Auch mit seiner Lebensgeschichte sei Mousavi typisch für afghanische Flüchtlinge in Berlin, fährt Lingnau fort. „Manche haben nie in Afghanistan gelebt. Andere haben das Land als Kleinkind mit den Familien verlassen und sind im Iran oder in Pakistan aufgewachsen. Da ist es schwer, eine politische Verfolgung zu begründen.“ Auf der anderen Seite haben sie aber keinerlei Wurzeln in Afghanistan. – Abschiebungen nach Afghanistan sind ein Thema, das derzeit politisch kontrovers diskutiert wird. Der Bund will abgelehnte afghanische Asylbewerber loswerden und verweist darauf, dass es innerhalb des Landes Regionen gäbe, die sicher seien.

Seit letztem November, so hat es der Verein Asyl in der Kirche beobachtet, lehnt das BAMF Asylbegehren von Afghanen deutlich häufiger ab als zuvor. „Ich kenne Afghanen, die gemeinsam geflüchtet sind. Der eine hat vor einem Jahr einen Schutzstatus bekommen. Der andere hatte erst jetzt seine Anhörung und soll ausreisen“, sagt Dieter Ziebarth vom Verein. „Inhaltlich ist das nicht zu erklären. Einzig die Politik des BAMF hat sich geändert.“

Auch die Flüchtlingsorganisation Pro Asyl kritisiert den Bund. „Aufgrund der sich ständig ändernden Sicherheitslage kann man gar nicht zwischen sicheren und unsicheren Regio­nen in dem Bürgerkriegsland entscheiden“, schreibt die Organisation und beruft sich dabei auf keinen Geringeren als das UN-Flüchtlingswerk UNHCR. Das sagt, ganz Afghanistan befinde sich in einem „innerstaatlichen bewaffneten Konflikt“. In immer mehr Bundesländern sieht man das inzwischen ähnlich: Schleswig-Holstein, Bremen, Niedersachsen und Rheinland-Pfalz wollen nach Afghanistan nur noch Straftäter abschieben.

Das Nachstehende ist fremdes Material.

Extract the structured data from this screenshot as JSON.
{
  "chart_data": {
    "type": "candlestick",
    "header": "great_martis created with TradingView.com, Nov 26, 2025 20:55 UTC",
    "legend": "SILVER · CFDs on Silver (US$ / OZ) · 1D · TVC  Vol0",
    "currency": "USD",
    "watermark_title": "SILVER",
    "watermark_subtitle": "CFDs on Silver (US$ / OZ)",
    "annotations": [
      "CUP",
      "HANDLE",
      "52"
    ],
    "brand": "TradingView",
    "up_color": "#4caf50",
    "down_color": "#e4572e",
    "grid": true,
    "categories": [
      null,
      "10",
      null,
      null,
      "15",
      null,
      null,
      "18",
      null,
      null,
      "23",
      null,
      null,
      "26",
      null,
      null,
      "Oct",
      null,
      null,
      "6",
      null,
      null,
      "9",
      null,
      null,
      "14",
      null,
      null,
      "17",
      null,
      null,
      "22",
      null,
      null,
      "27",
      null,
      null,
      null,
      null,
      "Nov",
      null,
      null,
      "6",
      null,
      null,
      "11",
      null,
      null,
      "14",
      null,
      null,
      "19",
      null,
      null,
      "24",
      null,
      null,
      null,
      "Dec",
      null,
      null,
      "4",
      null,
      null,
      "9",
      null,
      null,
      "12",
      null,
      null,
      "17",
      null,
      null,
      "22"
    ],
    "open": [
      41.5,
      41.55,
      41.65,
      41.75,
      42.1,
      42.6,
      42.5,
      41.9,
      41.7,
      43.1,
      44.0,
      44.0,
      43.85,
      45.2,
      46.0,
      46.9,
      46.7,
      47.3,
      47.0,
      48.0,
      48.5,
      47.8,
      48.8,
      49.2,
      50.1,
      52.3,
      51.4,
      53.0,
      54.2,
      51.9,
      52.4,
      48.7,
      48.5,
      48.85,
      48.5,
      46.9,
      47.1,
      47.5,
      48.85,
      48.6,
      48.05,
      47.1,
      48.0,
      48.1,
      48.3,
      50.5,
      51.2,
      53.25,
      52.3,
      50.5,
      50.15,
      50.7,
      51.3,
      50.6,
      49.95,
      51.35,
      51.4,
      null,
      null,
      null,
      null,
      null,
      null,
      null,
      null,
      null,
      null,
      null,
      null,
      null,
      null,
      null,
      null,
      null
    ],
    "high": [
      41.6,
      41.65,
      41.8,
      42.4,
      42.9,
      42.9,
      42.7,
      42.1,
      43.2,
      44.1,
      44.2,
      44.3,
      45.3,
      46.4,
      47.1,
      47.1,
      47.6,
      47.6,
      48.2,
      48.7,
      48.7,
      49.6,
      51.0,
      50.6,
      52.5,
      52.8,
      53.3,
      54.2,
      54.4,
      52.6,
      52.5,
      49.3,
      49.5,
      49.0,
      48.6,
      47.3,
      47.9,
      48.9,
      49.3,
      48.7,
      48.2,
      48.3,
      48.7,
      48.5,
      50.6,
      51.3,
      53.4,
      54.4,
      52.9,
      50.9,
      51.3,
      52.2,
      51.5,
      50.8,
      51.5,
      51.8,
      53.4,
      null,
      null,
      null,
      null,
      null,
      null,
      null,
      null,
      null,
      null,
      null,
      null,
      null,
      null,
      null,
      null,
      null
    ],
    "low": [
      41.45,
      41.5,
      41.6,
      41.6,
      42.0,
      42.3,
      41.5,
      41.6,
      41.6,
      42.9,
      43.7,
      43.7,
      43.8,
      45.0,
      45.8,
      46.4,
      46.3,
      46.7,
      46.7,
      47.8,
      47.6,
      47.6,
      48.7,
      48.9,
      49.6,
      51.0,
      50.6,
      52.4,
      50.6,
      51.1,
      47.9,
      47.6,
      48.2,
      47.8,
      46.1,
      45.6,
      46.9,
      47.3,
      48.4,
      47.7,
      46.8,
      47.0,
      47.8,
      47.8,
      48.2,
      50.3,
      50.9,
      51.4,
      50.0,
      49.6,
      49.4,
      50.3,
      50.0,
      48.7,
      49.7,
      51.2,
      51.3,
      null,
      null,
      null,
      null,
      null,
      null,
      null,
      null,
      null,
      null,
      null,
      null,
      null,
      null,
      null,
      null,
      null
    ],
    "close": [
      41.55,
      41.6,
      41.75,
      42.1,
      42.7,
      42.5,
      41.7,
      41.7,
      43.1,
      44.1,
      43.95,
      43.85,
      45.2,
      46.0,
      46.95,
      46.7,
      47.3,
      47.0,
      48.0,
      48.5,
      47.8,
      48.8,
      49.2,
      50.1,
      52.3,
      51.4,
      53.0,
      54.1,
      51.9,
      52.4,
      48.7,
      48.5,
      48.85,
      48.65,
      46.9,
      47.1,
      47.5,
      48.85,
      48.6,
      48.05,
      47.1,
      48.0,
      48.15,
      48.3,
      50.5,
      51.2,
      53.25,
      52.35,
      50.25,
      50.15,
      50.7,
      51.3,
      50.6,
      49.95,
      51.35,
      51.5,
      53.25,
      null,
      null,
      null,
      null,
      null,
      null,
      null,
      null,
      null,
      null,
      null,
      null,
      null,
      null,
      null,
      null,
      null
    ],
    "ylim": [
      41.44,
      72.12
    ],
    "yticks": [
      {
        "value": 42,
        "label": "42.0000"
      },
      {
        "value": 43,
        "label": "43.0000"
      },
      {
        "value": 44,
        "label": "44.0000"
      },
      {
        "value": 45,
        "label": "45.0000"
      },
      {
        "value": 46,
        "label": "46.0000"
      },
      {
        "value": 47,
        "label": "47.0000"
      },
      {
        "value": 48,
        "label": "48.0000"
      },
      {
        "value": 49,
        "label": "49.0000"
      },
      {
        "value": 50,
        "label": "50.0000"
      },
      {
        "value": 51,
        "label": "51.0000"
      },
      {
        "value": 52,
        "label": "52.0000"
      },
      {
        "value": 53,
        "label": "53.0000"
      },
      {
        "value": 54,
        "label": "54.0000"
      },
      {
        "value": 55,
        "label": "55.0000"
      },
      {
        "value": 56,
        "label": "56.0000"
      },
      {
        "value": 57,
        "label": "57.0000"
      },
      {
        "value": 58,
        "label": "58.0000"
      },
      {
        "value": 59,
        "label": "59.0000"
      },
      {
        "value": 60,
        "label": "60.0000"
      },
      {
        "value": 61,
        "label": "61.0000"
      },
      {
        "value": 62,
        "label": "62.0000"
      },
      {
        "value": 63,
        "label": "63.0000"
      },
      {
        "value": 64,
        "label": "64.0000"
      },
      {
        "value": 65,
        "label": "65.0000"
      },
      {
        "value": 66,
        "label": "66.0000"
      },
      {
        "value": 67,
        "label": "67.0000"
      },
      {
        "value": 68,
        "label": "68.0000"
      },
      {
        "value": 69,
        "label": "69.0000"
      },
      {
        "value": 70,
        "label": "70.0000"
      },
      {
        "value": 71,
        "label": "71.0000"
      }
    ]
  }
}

Die Ausländerbehörde zog seinen Ausweis ein, nachts kann er nicht schlafen

Auch der neue rot-rot-grüne Senat in Berlin handhabt das so. Martin Pallgen, Sprecher von Innensenator Andreas Geisel (SPD), erklärte der taz, ein genereller Abschiebestopp sei nicht geplant, da man sich vorbehalten wolle, Straftäter in Richtung Afghanistan auszuweisen. Gleichzeitig sagte er, man sehe Abschiebungen dorthin wegen der Sicherheitslage durchaus kritisch – aber derzeit stünden solche aus Berlin nicht an. Auch im vorigen Jahr habe es keine Abschiebungen nach Afghanistan gegeben, es seien nur 23 Afghanen in andere EU-Länder verbracht worden.

Tatsächlich steht im Koalitionsvertrag, dass es keine Abschiebungen in Regionen geben soll, wo dies aus humanitären Gründen untragbar ist. Straftäter dorthin abzuschieben sei daher in der Tat ein Widerspruch, sagt die grüne Abgeordnete Canan Bayram. Andererseits gebe es gesetzliche Vorgaben, nach denen ab einem gewissen Strafmaß ausgewiesen werden muss. „Das Land Berlin kann daher nicht in allen Fällen Schutz gewährleisten“, so Bayram.

In Mousavi Wohnheimzimmer hängen zwei Deutschlandfahnen. Eine steht für die Fußballnationalschaft, die er in jedem Länderspiel kräftig anfeuert. Die zweite steht für Angela Merkel. Auf ihr ruhen seine Hoffnungen für ein Bleiberecht.